On Tuesday, Assistant Secretary of the Air Force John Henderson said in a statement he was “concerned” to learn of the report. He added that the allegations were referred to the military branch’s investigation office. Henderson said he was “concerned” to learn of the report.

“As noted in our letter to (Balfour Beatty Communities) in September, unless we see prompt and substantial improvement in (Balfour Beatty Communities’) performance, we intend to initiate formal action under the dispute provisions of the project documents where serious performance failures have not been resolved,” Henderson said in a statement.

The Air Force is pursuing “51 separate actions” intended to improve oversight on private housing and standardize the policy, Henderson said.

“Safe and healthy living environments for all service members and their families on JBSA is my top priority, and I take my responsibility to take care of people seriously,” said Brig.

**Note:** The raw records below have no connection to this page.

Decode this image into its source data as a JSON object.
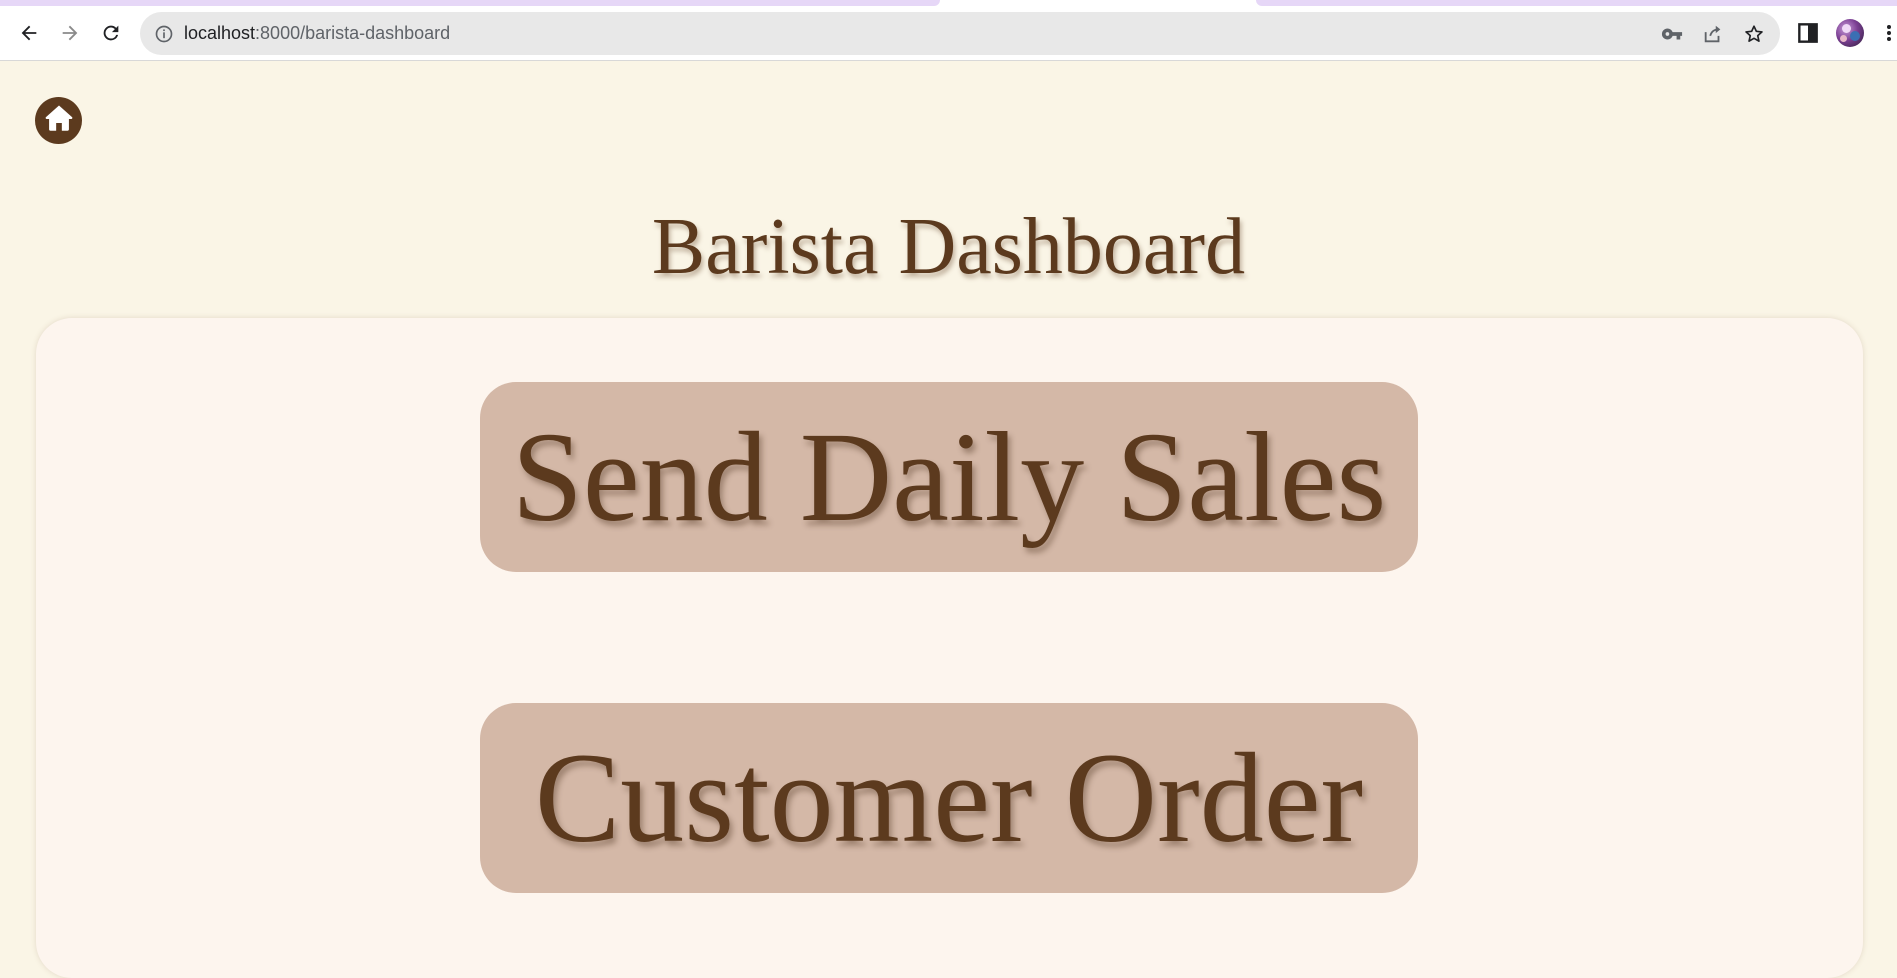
{
  "browser": {
    "url_host": "localhost",
    "url_path": ":8000/barista-dashboard",
    "icons": {
      "back": "back-arrow-icon",
      "forward": "forward-arrow-icon",
      "reload": "reload-icon",
      "site_info": "info-icon",
      "password": "key-icon",
      "share": "share-icon",
      "bookmark": "star-icon",
      "sidepanel": "side-panel-icon",
      "profile": "avatar",
      "menu": "more-vert-icon"
    }
  },
  "page": {
    "title": "Barista Dashboard",
    "home_icon": "home-icon",
    "buttons": {
      "send_daily_sales": "Send Daily Sales",
      "customer_order": "Customer Order"
    }
  },
  "colors": {
    "page_background": "#faf5e6",
    "card_background": "#fdf5ee",
    "button_background": "#d4b8a7",
    "brand_brown": "#5c3a1e",
    "tab_accent": "#e6d7f7"
  }
}
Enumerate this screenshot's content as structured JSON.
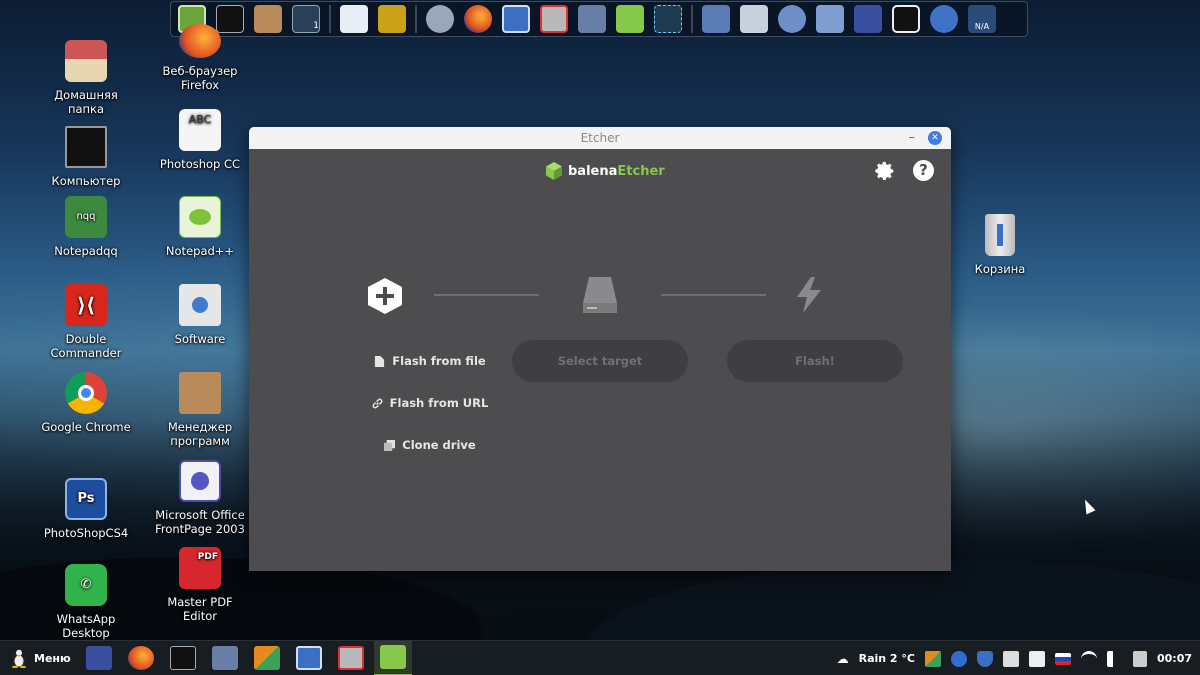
{
  "desktop": {
    "icons_left": [
      {
        "label": "Домашняя папка"
      },
      {
        "label": "Компьютер"
      },
      {
        "label": "Notepadqq"
      },
      {
        "label": "Double\nCommander"
      },
      {
        "label": "Google Chrome"
      },
      {
        "label": "PhotoShopCS4"
      },
      {
        "label": "WhatsApp\nDesktop"
      }
    ],
    "icons_mid": [
      {
        "label": "Веб-браузер\nFirefox"
      },
      {
        "label": "Photoshop CC"
      },
      {
        "label": "Notepad++"
      },
      {
        "label": "Software"
      },
      {
        "label": "Менеджер\nпрограмм"
      },
      {
        "label": "Microsoft Office\nFrontPage 2003"
      },
      {
        "label": "Master PDF Editor"
      }
    ],
    "icons_right": [
      {
        "label": "Корзина"
      }
    ],
    "icon_badges": {
      "notepadqq": "nqq",
      "abc": "ABC",
      "ps": "Ps",
      "pdf": "PDF"
    }
  },
  "top_dock": {
    "items": [
      "mint-menu-icon",
      "terminal-icon",
      "package-icon",
      "workspace-switcher-icon",
      "document-viewer-icon",
      "image-viewer-icon",
      "thunderbird-icon",
      "firefox-icon",
      "system-monitor-icon",
      "backup-icon",
      "folder-icon",
      "etcher-icon",
      "network-icon",
      "home-folder-icon",
      "files-icon",
      "history-icon",
      "downloads-icon",
      "display-icon",
      "power-icon",
      "accessibility-icon",
      "battery-icon"
    ],
    "workspace_number": "1",
    "battery_label": "N/A"
  },
  "etcher": {
    "window_title": "Etcher",
    "minimize_glyph": "–",
    "close_glyph": "✕",
    "brand_part1": "balena",
    "brand_part2": "Etcher",
    "help_glyph": "?",
    "sources": [
      {
        "label": "Flash from file",
        "icon": "file-icon"
      },
      {
        "label": "Flash from URL",
        "icon": "link-icon"
      },
      {
        "label": "Clone drive",
        "icon": "copy-icon"
      }
    ],
    "select_target_label": "Select target",
    "flash_label": "Flash!",
    "colors": {
      "bg": "#4d4d50",
      "accent": "#85c84a",
      "pill": "#3f3f42"
    }
  },
  "panel": {
    "menu_label": "Меню",
    "weather": "Rain 2 °C",
    "clock": "00:07"
  }
}
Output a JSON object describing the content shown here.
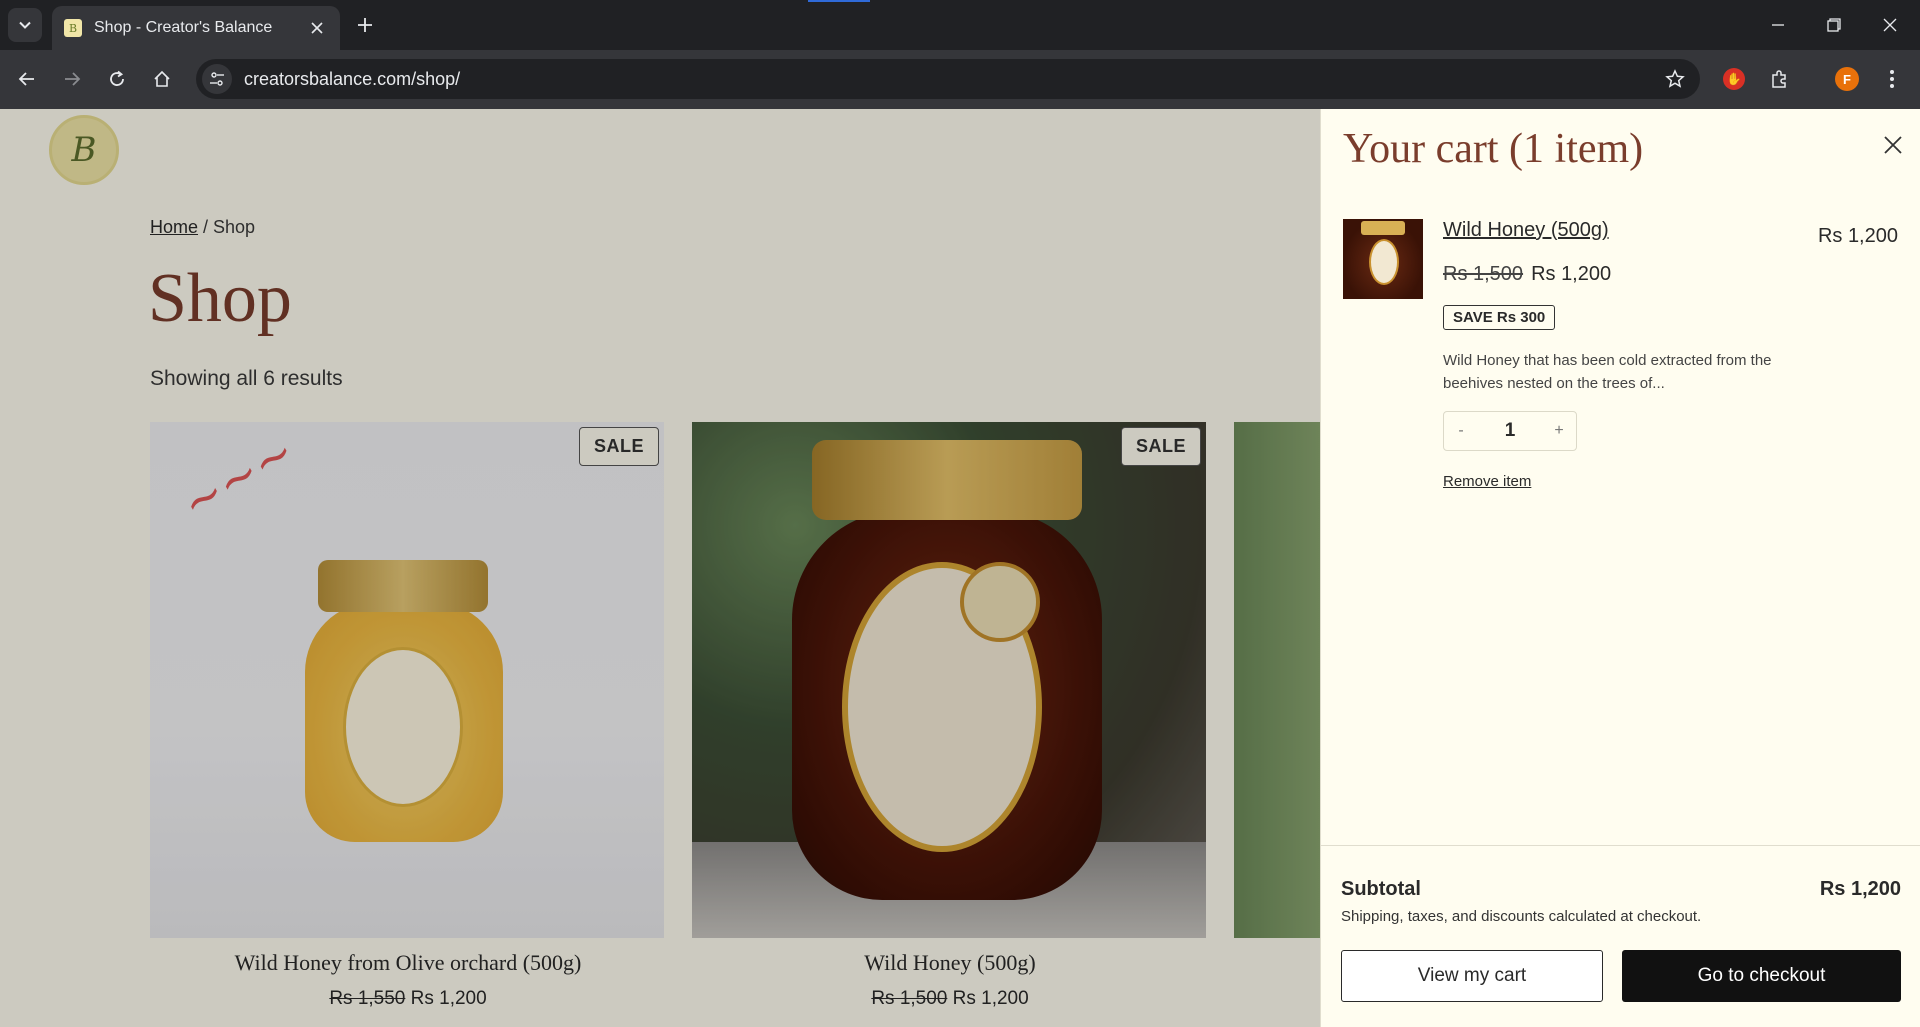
{
  "browser": {
    "tab_title": "Shop - Creator's Balance",
    "url": "creatorsbalance.com/shop/",
    "profile_initial": "F"
  },
  "site": {
    "logo_text": "B"
  },
  "shop": {
    "breadcrumb_home": "Home",
    "breadcrumb_sep": " / ",
    "breadcrumb_current": "Shop",
    "title": "Shop",
    "result_count": "Showing all 6 results",
    "products": [
      {
        "badge": "SALE",
        "name": "Wild Honey from Olive orchard (500g)",
        "old_price": "Rs 1,550",
        "price": "Rs 1,200"
      },
      {
        "badge": "SALE",
        "name": "Wild Honey (500g)",
        "old_price": "Rs 1,500",
        "price": "Rs 1,200"
      }
    ]
  },
  "cart": {
    "title": "Your cart (1 item)",
    "item": {
      "name": "Wild Honey (500g)",
      "line_total": "Rs 1,200",
      "old_price": "Rs 1,500",
      "price": "Rs 1,200",
      "save_badge": "SAVE Rs 300",
      "description": "Wild Honey that has been cold extracted from the beehives nested on the trees of...",
      "qty_minus": "-",
      "quantity": "1",
      "qty_plus": "+",
      "remove_label": "Remove item"
    },
    "subtotal_label": "Subtotal",
    "subtotal_value": "Rs 1,200",
    "subtotal_note": "Shipping, taxes, and discounts calculated at checkout.",
    "view_cart_label": "View my cart",
    "checkout_label": "Go to checkout"
  }
}
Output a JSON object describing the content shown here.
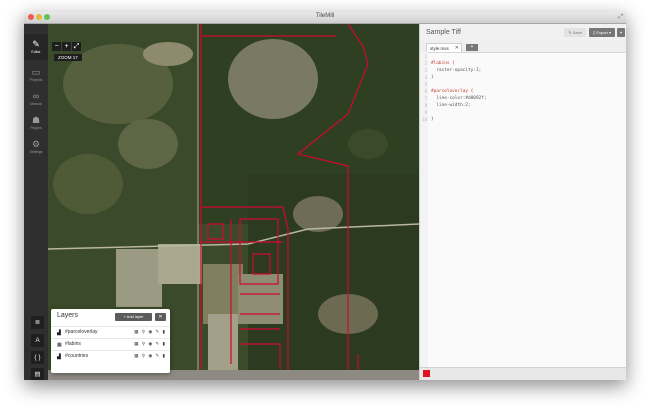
{
  "window": {
    "title": "TileMill"
  },
  "sidebar": {
    "items": [
      {
        "label": "Editor",
        "icon": "pencil-icon"
      },
      {
        "label": "Projects",
        "icon": "folder-icon"
      },
      {
        "label": "Manual",
        "icon": "book-icon"
      },
      {
        "label": "Plugins",
        "icon": "plugin-icon"
      },
      {
        "label": "Settings",
        "icon": "gear-icon"
      }
    ],
    "tools": [
      {
        "icon": "layers-icon",
        "glyph": "≣"
      },
      {
        "icon": "font-icon",
        "glyph": "A"
      },
      {
        "icon": "braces-icon",
        "glyph": "{ }"
      },
      {
        "icon": "stack-icon",
        "glyph": "▤"
      }
    ]
  },
  "map": {
    "zoom_buttons": [
      "−",
      "+",
      "⤢"
    ],
    "zoom_label": "ZOOM 17"
  },
  "layers": {
    "title": "Layers",
    "add_label": "+ Add layer",
    "close_label": "✕",
    "rows": [
      {
        "name": "#parceloverlay",
        "icon": "polygon-icon",
        "glyph": "▟"
      },
      {
        "name": "#labins",
        "icon": "raster-icon",
        "glyph": "▦"
      },
      {
        "name": "#countries",
        "icon": "polygon-icon",
        "glyph": "▟"
      }
    ],
    "row_actions": "▦ ⚲ ◉ ✎ ▮"
  },
  "editor": {
    "title": "Sample Tiff",
    "save_label": "Save",
    "export_label": "Export",
    "tab_label": "style.mss",
    "tab_close": "✕",
    "tab_add": "+",
    "line_numbers": [
      "1",
      "2",
      "3",
      "4",
      "5",
      "6",
      "7",
      "8",
      "9",
      "10"
    ],
    "code_lines": [
      "",
      "#labins {",
      "  raster-opacity:1;",
      "}",
      "",
      "#parceloverlay {",
      "  line-color:#d0092f;",
      "  line-width:2;",
      "",
      "}"
    ]
  },
  "colors": {
    "parcel_line": "#d0092f",
    "status_swatch": "#e0121e"
  }
}
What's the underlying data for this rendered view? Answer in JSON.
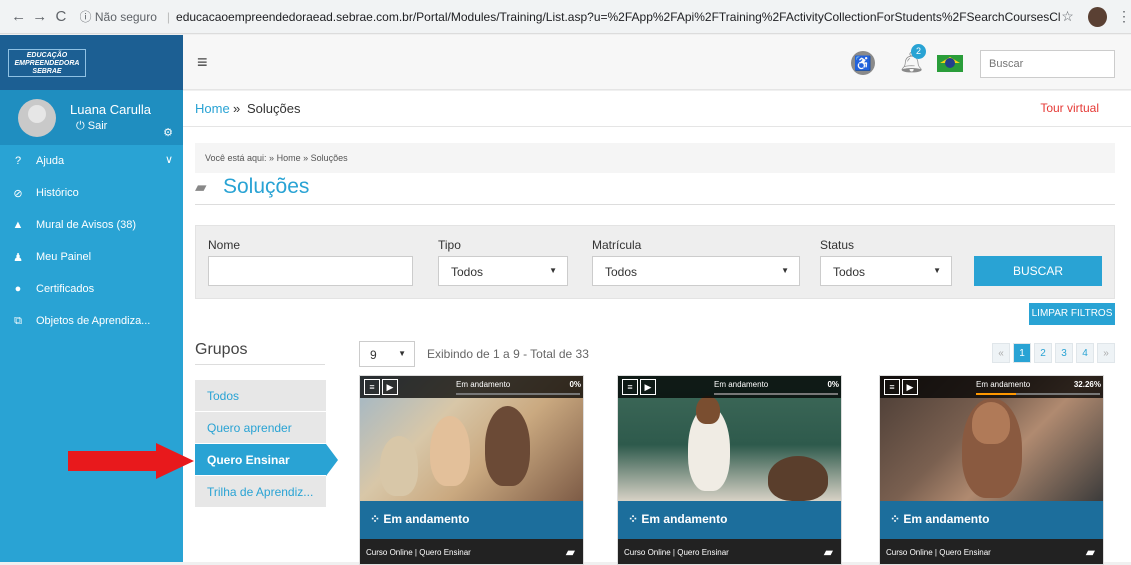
{
  "browser": {
    "back": "←",
    "forward": "→",
    "reload": "C",
    "security": "ⓘ Não seguro",
    "url": "educacaoempreendedoraead.sebrae.com.br/Portal/Modules/Training/List.asp?u=%2FApp%2FApi%2FTraining%2FActivityCollectionForStudents%2FSearchCoursesCl..."
  },
  "logo": {
    "line1": "EDUCAÇÃO",
    "line2": "EMPREENDEDORA",
    "line3": "SEBRAE"
  },
  "user": {
    "name": "Luana Carulla",
    "logout": "Sair"
  },
  "sidebar": {
    "items": [
      {
        "label": "Ajuda",
        "icon": "?"
      },
      {
        "label": "Histórico",
        "icon": "⊘"
      },
      {
        "label": "Mural de Avisos (38)",
        "icon": "▲"
      },
      {
        "label": "Meu Painel",
        "icon": "♟"
      },
      {
        "label": "Certificados",
        "icon": "●"
      },
      {
        "label": "Objetos de Aprendiza...",
        "icon": "⧉"
      }
    ]
  },
  "topbar": {
    "notifications_count": "2",
    "search_placeholder": "Buscar"
  },
  "breadcrumb": {
    "home": "Home",
    "sep": "»",
    "current": "Soluções",
    "tour": "Tour virtual"
  },
  "main": {
    "you_are_here": "Você está aqui: »",
    "you_home": "Home",
    "you_sep": "»",
    "you_current": "Soluções",
    "title": "Soluções"
  },
  "filters": {
    "name_label": "Nome",
    "type_label": "Tipo",
    "type_value": "Todos",
    "enroll_label": "Matrícula",
    "enroll_value": "Todos",
    "status_label": "Status",
    "status_value": "Todos",
    "search_button": "BUSCAR",
    "clear_button": "LIMPAR FILTROS"
  },
  "groups": {
    "title": "Grupos",
    "items": [
      {
        "label": "Todos"
      },
      {
        "label": "Quero aprender"
      },
      {
        "label": "Quero Ensinar"
      },
      {
        "label": "Trilha de Aprendiz..."
      }
    ]
  },
  "listing": {
    "per_page": "9",
    "showing": "Exibindo de 1 a 9 - Total de 33",
    "pager": [
      "«",
      "1",
      "2",
      "3",
      "4",
      "»"
    ]
  },
  "cards": [
    {
      "status_top": "Em andamento",
      "percent": "0%",
      "progress": 0,
      "status": "Em andamento",
      "type": "Curso Online",
      "group": "Quero Ensinar"
    },
    {
      "status_top": "Em andamento",
      "percent": "0%",
      "progress": 0,
      "status": "Em andamento",
      "type": "Curso Online",
      "group": "Quero Ensinar"
    },
    {
      "status_top": "Em andamento",
      "percent": "32.26%",
      "progress": 0.3226,
      "status": "Em andamento",
      "type": "Curso Online",
      "group": "Quero Ensinar"
    }
  ],
  "colors": {
    "accent": "#29a3d4",
    "sidebar_dark": "#1c5f93",
    "tour": "#e53935",
    "arrow": "#e8191c"
  }
}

Gen. Laura Lenderman, 502d Air Base Wing and Joint Base San Antonio Commander adding that the report was “troubling.”

Stacy Nelson, the Balfour Beatty Communities manager for Lackland from 2013 to 2016, said “she felt pressure to manipulate records to make it appear the company consistently hit maintenance goals."

“You either make these numbers match so we can get the incentive fees, or you may not have a job tomorrow,” Nelson told Reuters. “We fudged the numbers, and even now it’s not easy to say that. I hate to admit it.”

Report: ‘Mold world’ in Lackland dorm rooms prompts review

The news drew the attention San Antonio Congressman Joaquin Castro, who asked the House and Senate armed services committees to investigate the “pyramid scheme” on Monday.

“Forging maintenance records in order to take home millions in bonuses is the definition of immoral,” Castro said in the statement. “No family should have to live with the threat of asbestos, mold, or worry whether their home is secure if disaster strikes.”

The exposé was published months after photos of mold in Lackland dorms went viral. Balfour Beatty officials told KSAT Wednesday that the dorms are entirely managed by the Air Force.

Before photos of the mold at Lackland dorms went viral this summer, officials had said they were not aware of how prevalent the mold was.